The next morning, Nick finally awakens and stumbles down to the riverbank where he finds the body of the victim, a young black man. He makes an anonymous call to the cops, reporting the killing, and then beats feet.

The cops are convinced that it's a drug deal gone wrong or perhaps a gang killing and they don't appear to be putting a lot of effort into solving the case. But Nick knows that it's highly unlikely that a black man and a white man would be cooperating in either scenario. The killing has sobered him, at least temporarily, and he decides to investigate the crime himself.

Stephanos finds it significant that the victim's best friend is now missing and he teams up with a straight-arrow newbie P.I. named Jack LaDuke who has been hired by the missing boy's mother to find him. Together, Nick and LaDuke will be drawn into a seamy world of drugs, gay porn, violent crime and lots of other unpleasant activities as they attempt to find the missing boy and solve the killing.

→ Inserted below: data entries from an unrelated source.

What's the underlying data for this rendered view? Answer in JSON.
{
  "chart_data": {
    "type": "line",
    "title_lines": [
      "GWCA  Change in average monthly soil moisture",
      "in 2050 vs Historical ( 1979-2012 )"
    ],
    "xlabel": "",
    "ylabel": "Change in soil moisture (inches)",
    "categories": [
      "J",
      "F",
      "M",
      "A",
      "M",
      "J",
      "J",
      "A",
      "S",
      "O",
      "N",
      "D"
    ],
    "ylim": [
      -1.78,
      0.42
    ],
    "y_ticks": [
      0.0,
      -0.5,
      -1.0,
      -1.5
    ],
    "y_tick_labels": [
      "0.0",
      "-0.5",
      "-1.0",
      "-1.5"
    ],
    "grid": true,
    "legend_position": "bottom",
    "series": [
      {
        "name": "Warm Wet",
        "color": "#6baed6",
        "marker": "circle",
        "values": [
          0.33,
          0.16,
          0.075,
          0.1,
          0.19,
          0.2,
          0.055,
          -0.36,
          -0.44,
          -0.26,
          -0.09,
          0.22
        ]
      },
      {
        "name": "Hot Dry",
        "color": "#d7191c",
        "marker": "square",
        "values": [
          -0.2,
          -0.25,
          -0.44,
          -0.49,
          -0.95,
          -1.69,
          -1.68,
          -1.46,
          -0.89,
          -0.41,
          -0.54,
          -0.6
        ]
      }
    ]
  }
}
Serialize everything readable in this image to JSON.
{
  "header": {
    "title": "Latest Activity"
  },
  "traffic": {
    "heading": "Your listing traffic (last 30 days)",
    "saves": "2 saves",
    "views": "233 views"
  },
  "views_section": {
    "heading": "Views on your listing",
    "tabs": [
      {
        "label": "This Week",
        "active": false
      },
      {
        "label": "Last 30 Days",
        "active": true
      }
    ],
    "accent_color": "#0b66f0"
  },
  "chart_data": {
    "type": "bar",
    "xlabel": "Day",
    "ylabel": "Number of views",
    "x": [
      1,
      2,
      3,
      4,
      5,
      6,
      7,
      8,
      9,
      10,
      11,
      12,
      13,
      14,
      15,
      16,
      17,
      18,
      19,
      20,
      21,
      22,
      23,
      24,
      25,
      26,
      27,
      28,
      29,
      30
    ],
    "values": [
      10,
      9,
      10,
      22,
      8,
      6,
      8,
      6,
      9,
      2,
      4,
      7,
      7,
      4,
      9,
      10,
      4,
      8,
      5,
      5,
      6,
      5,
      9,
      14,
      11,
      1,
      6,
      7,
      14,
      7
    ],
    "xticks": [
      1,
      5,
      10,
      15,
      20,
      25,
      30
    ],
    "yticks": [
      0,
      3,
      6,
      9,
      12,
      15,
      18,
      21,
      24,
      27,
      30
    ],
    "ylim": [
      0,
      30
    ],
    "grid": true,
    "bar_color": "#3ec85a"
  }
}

As is usual in a novel by George Pelecanos, the major force in the book is the setting and atmosphere that he creates. The seedy underside of Washington, D.C., where virtually all of his books are set, comes alive and is vividly rendered. You can feel the poverty and despair, smell the cigarette smoke, and practically taste the liquor.

As always in a Pelecanos book, music plays a key role, and hardly a page goes by that does not find Stefanos listening to one musical group or another, a great many of whom no one else has ever heard of, and at times it can seem like Pelecanos is simply showing off in this regard, effectively pointing out to the reader that he is cooler and way more hip than the reader could possibly ever be.

But this is a small complaint about a very good book from a writer early in his career who would only grow more talented and produce even better books in the years to come. It should appeal to any reader of crime fiction who likes his or her action down and dirty and who understands that in real life, sometimes there are no happy endings.